Individual liability under § 1983 may not be based on a supervisor's vicarious liability for the acts or omissions of employees. Coleman v. Houston Indep. Sch. Dist., 113 F.3d 528, 534 (5th Cir. 1997). Supervisory officials may be liable if their own action or inaction, performed with a certain degree of gross negligence or deliberate indifference, proximately causes a constitutional violation. Thompson v. Upshur Cnty., Tex., 245 F.3d 447, 459 (5th Cir. 2001). Martinez's allegations fail to state a claim under § 1983. The misconduct of the subordinate must be affirmatively linked to the action or inaction of the supervisor. Martinez's claim that prison officials were acting under the direction of the supervisory defendants does not affirmatively link the misconduct of the named prison employees to the actions of the supervisory defendants. Monell v. N.Y.C. Dep't of Soc. Servs., 436 U.S. 658, 691-95 (1978); Alton v. Tex. A & M Univ., 168 F.3d 196, 200 (5th Cir. 1999); Southard v. Tex. Bd. of Criminal Justice, 114 F.3d 539, 551 (5th Cir. 1997); Thompkins v. Belt, 828 F.2d 298, 303-04 (5th Cir. 1987). And Martinez does not allege that these supervisory defendants were aware of and disregarded a substantial risk to inmate safety. Martinez does not allege facts showing that these defendants were personally involved in the alleged civil rights violations. The claims against Director Stephens and Warden Bailey are dismissed on this basis as well.
VI. Pendent State Claims
A federal district court has supplemental jurisdiction over all other claims that are so related to claims in the action within its original jurisdiction that they form part of the same case or controversy under Article III of the United States Constitution. 28 U.S.C. § 1367(a). The district court may decline to exercise supplemental jurisdiction over these claims if the court has dismissed the federal claims. St. Germain v. Howard, 556 F.3d 261, 363-64 (5th Cir. 2009) (citing 28 U.S.C. § 1367(c)). Because the court has dismissed Martinez's § 1983 claims at a very early stage of case, the court declines to exercise supplemental jurisdiction over the claims he asserts based on state law. Martinez's then state-law claims are dismissed, without prejudice.
VII. Conclusion
The action filed by Francisco C. Martinez (TDCJ-CID Inmate #01185238) lacks an arguable basis in law. His claims are dismissed with prejudice under 28 U.S.C. § 1915A(b)(1). Martinez's motion for protective order, (Docket Entry No. 11), is denied as moot. Martinez's motion to supplement complaint, (Docket Entry No. 12), is granted. Any remaining pending motions are denied as moot.
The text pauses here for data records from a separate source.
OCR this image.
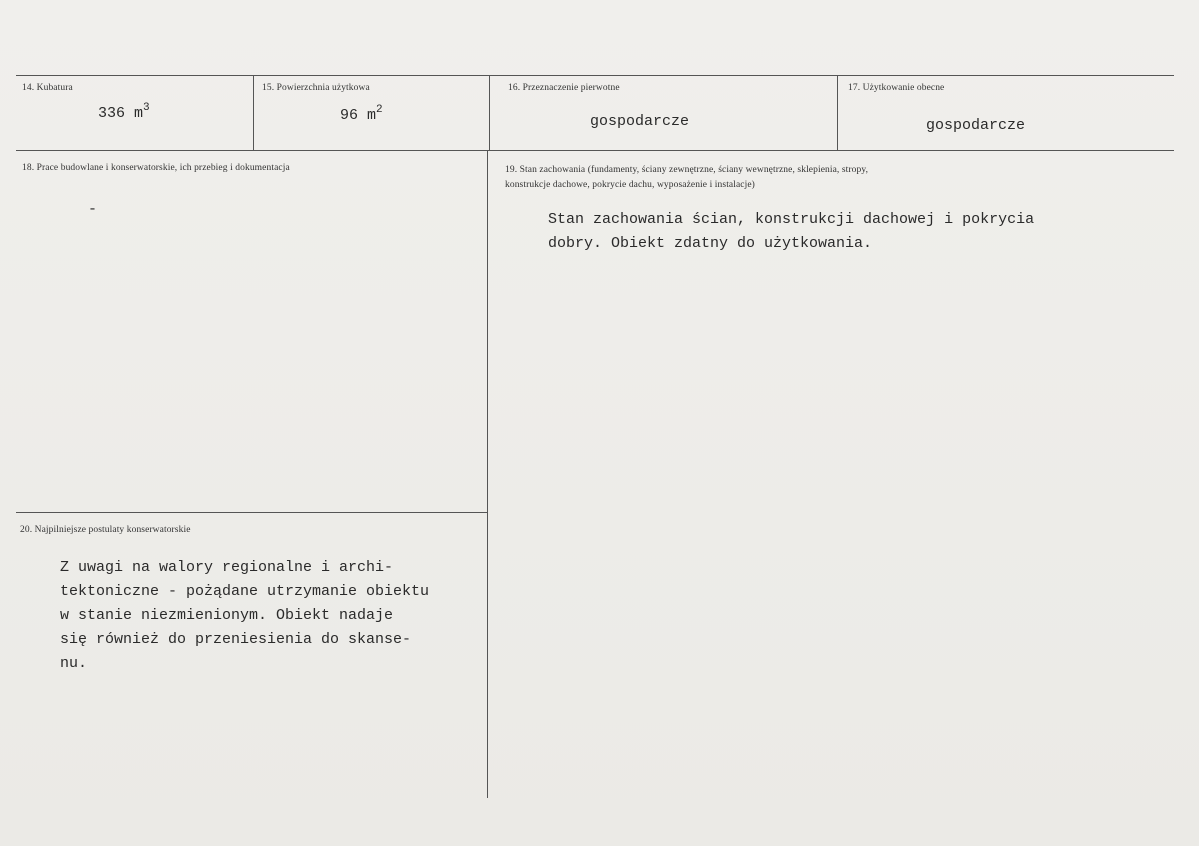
14. Kubatura
336 $m^3$
15. Powierzchnia użytkowa
96 $m^2$
16. Przeznaczenie pierwotne
gospodarcze
17. Użytkowanie obecne
gospodarcze
18. Prace budowlane i konserwatorskie, ich przebieg i dokumentacja
-
19. Stan zachowania (fundamenty, ściany zewnętrzne, ściany wewnętrzne, sklepienia, stropy,
konstrukcje dachowe, pokrycie dachu, wyposażenie i instalacje)
Stan zachowania ścian, konstrukcji dachowej i pokrycia
dobry. Obiekt zdatny do użytkowania.
20. Najpilniejsze postulaty konserwatorskie
Z uwagi na walory regionalne i archi-
tektoniczne - pożądane utrzymanie obiektu
w stanie niezmienionym. Obiekt nadaje
się również do przeniesienia do skanse-
nu.
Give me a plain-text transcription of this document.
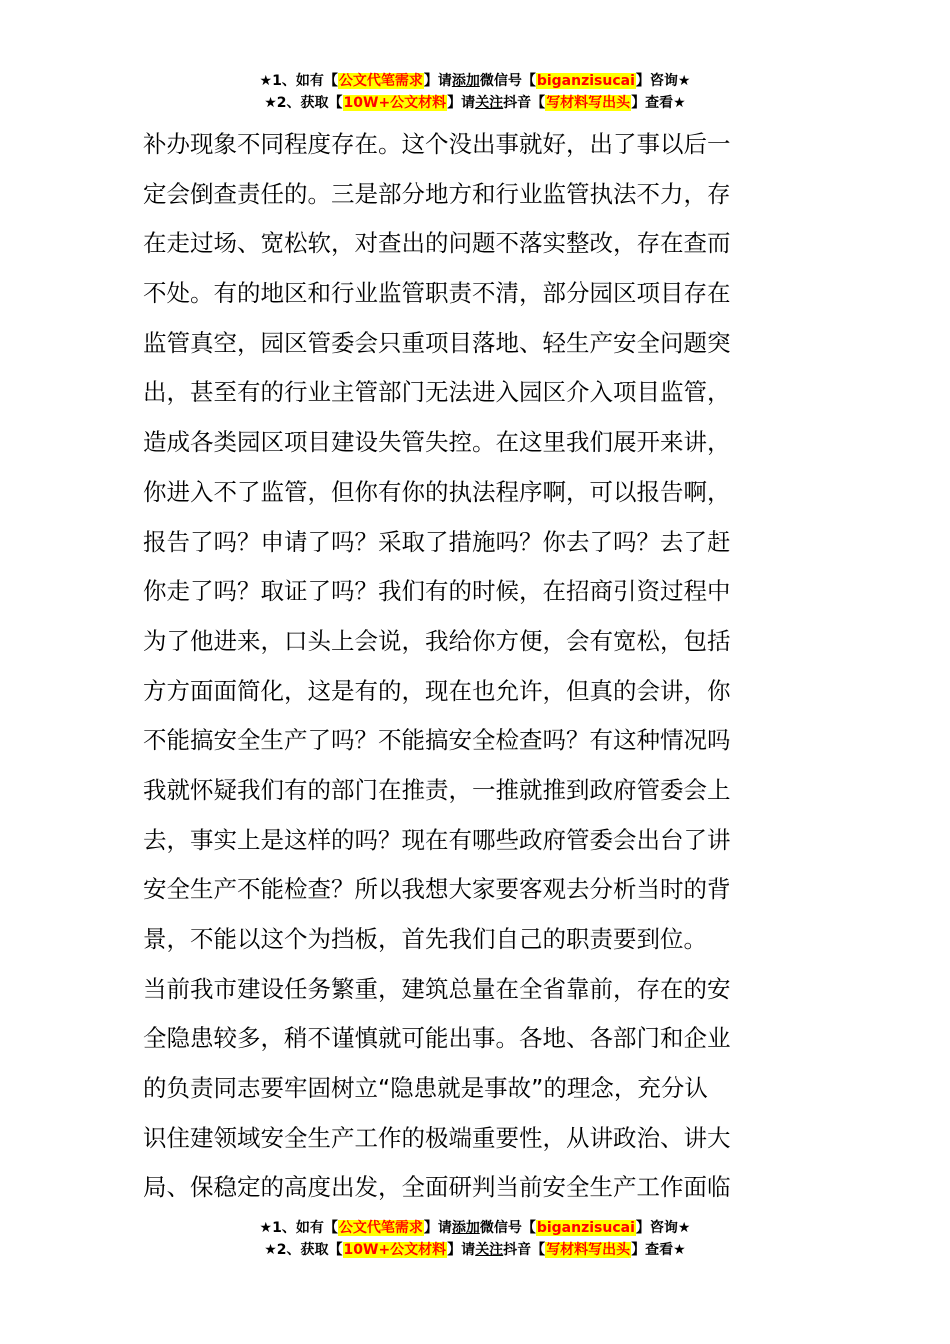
★1、如有【公文代笔需求】请添加微信号【biganzisucai】咨询★
★2、获取【10W+公文材料】请关注抖音【写材料写出头】查看★
补办现象不同程度存在。这个没出事就好，出了事以后一
定会倒查责任的。三是部分地方和行业监管执法不力，存
在走过场、宽松软，对查出的问题不落实整改，存在查而
不处。有的地区和行业监管职责不清，部分园区项目存在
监管真空，园区管委会只重项目落地、轻生产安全问题突
出，甚至有的行业主管部门无法进入园区介入项目监管，
造成各类园区项目建设失管失控。在这里我们展开来讲，
你进入不了监管，但你有你的执法程序啊，可以报告啊，
报告了吗？申请了吗？采取了措施吗？你去了吗？去了赶
你走了吗？取证了吗？我们有的时候，在招商引资过程中
为了他进来，口头上会说，我给你方便，会有宽松，包括
方方面面简化，这是有的，现在也允许，但真的会讲，你
不能搞安全生产了吗？不能搞安全检查吗？有这种情况吗
我就怀疑我们有的部门在推责，一推就推到政府管委会上
去，事实上是这样的吗？现在有哪些政府管委会出台了讲
安全生产不能检查？所以我想大家要客观去分析当时的背
景，不能以这个为挡板，首先我们自己的职责要到位。
当前我市建设任务繁重，建筑总量在全省靠前，存在的安
全隐患较多，稍不谨慎就可能出事。各地、各部门和企业
的负责同志要牢固树立“隐患就是事故”的理念，充分认
识住建领域安全生产工作的极端重要性，从讲政治、讲大
局、保稳定的高度出发，全面研判当前安全生产工作面临
★1、如有【公文代笔需求】请添加微信号【biganzisucai】咨询★
★2、获取【10W+公文材料】请关注抖音【写材料写出头】查看★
The Clerk will provide a copy of this order by regular mail, facsimile transmission, or e-mail to:
(1) the TDCJ - Office of the General Counsel, Capitol Station, P.O. Box 13084, Austin, Texas, 78711, Fax: 512-936-2159;
(2) the Inmate Trust Fund, P.O. Box 629, Huntsville, Texas 77342-0629, Fax: 936-437-4793; and
(3) the District Clerk for the Eastern District of Texas, 211 West Ferguson, Tyler, Texas 75702, Attention: Manager of the Three-Strikes List.
SIGNED on May 4, 2015, at Houston, Texas.